Two Latin squares of order \(n\) are \(r\)-orthogonal if placing one upon the other yields precisely \(r\) distinct ordered pairs. \textit{G. B. Belyavskaya} [Ann. Discrete Math. 46, 169-202 (1991; Zbl 0754.05016)], \textit{C. J. Colbourn} and \textit{L. Zhu} [Math. Appl., Dordr. 329, 49-75 (1995; Zbl 0836.05012)] and the authors [Discrete Math. 238, 183-191 (2001; Zbl 0987.05025)] have previously shown the existence of pairs of \(r\)-orthogonal Latin squares for all \(n\geq 7\) if and only if \(n\leq r\leq n^2\) and \(r\neq n+1\) or \(n^2-1\), with the possible exception of \(n= 14\) and \(r= 14^2- 3\).

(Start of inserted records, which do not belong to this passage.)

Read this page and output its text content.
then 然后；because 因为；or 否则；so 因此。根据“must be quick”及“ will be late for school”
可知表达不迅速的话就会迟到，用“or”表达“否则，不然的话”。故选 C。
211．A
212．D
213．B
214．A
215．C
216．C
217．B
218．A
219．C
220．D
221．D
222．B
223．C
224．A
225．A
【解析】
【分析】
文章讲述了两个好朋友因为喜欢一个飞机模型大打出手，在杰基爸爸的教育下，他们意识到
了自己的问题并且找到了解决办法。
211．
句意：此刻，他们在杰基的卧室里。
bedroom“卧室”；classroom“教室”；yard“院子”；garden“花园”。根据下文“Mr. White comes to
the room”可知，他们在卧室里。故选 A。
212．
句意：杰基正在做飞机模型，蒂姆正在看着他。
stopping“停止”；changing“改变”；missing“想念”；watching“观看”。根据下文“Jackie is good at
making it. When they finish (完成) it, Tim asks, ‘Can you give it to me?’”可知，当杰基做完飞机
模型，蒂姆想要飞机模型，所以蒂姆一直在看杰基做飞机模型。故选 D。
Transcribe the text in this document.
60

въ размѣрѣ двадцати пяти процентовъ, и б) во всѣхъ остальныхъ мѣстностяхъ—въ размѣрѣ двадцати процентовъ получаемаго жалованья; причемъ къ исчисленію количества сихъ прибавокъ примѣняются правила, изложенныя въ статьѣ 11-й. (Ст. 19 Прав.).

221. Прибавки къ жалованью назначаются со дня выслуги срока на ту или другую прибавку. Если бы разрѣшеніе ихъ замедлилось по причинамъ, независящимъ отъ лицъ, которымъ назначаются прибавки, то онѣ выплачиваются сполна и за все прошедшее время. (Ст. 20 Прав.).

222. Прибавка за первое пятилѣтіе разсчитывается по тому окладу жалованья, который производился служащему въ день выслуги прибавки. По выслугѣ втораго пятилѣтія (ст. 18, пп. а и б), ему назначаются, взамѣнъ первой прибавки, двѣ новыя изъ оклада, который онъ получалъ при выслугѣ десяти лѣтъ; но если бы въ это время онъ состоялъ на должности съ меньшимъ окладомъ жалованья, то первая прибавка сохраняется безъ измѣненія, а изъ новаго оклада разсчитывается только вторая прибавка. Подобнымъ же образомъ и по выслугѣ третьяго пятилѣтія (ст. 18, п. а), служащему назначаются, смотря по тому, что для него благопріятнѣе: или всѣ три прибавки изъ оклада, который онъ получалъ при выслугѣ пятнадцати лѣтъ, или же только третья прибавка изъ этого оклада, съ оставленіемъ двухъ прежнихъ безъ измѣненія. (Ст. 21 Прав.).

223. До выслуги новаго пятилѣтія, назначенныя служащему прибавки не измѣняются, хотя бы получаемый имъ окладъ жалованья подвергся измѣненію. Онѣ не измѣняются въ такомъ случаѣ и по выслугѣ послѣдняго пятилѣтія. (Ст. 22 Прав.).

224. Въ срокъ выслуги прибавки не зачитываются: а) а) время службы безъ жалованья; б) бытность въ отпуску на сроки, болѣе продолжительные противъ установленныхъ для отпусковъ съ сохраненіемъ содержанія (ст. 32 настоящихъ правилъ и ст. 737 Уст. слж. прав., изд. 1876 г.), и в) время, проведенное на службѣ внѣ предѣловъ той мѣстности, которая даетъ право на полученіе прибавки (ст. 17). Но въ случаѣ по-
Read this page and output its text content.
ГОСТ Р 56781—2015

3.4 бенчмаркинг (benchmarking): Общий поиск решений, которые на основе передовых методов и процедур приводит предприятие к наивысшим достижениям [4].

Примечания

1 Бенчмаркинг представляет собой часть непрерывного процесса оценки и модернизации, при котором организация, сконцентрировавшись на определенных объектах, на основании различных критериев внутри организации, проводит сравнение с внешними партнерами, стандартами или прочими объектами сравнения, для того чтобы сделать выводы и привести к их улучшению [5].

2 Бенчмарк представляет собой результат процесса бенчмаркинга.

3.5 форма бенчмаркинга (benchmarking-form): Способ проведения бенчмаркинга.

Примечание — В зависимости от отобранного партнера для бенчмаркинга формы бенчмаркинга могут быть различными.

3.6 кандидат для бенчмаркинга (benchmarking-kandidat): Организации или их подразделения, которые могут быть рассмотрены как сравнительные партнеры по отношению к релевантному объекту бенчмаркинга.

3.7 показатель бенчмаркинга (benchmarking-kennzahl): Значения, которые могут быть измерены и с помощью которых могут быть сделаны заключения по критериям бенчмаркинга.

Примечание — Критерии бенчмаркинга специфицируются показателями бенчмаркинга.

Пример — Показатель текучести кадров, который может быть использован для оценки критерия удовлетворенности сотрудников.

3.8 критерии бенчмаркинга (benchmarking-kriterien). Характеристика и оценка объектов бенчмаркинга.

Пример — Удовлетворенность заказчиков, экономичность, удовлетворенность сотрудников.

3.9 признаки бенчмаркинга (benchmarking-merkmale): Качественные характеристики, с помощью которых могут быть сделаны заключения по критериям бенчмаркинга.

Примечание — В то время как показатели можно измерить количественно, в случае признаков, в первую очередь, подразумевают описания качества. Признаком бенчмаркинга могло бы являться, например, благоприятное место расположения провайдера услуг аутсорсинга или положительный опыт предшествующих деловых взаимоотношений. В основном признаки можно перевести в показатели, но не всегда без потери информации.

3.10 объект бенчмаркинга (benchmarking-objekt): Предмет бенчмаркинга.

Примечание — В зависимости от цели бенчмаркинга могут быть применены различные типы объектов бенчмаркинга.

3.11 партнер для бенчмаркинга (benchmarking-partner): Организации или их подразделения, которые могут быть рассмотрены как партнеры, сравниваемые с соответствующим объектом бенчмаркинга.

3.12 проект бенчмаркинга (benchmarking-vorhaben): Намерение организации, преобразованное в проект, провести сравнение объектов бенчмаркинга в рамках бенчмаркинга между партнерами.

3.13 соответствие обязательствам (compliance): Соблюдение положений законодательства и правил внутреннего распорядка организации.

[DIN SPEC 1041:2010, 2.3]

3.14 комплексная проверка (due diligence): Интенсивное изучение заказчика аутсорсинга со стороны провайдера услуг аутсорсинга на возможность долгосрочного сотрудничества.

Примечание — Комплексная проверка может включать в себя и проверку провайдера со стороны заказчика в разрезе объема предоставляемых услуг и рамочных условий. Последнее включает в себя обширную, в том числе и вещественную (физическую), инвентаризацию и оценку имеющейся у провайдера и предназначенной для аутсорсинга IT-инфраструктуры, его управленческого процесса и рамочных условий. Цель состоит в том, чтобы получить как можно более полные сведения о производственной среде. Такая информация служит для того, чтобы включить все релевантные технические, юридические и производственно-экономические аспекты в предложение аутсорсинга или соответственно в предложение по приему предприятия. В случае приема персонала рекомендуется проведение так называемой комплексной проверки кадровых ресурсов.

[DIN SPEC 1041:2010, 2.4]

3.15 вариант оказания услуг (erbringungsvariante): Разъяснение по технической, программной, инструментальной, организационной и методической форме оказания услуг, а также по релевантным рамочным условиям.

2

In this paper, the authors provide a pair of \((14^2- 3)\)-orthogonal Latin squares of order \(14\). Also, since the values of \(r\) are known for which there is no pair of \(r\)-orthogonal Latin squares of orders \(2\) through \(6\), the spectrum is completely determined. Based on experimental work on small orders, the authors also conjecture the existence of a pair of \(r\)-self-orthogonal Latin squares, with \(r\) satisfying the same conditions as above, for all \(n\geq n_0\), with \(n_0\) yet to be determined.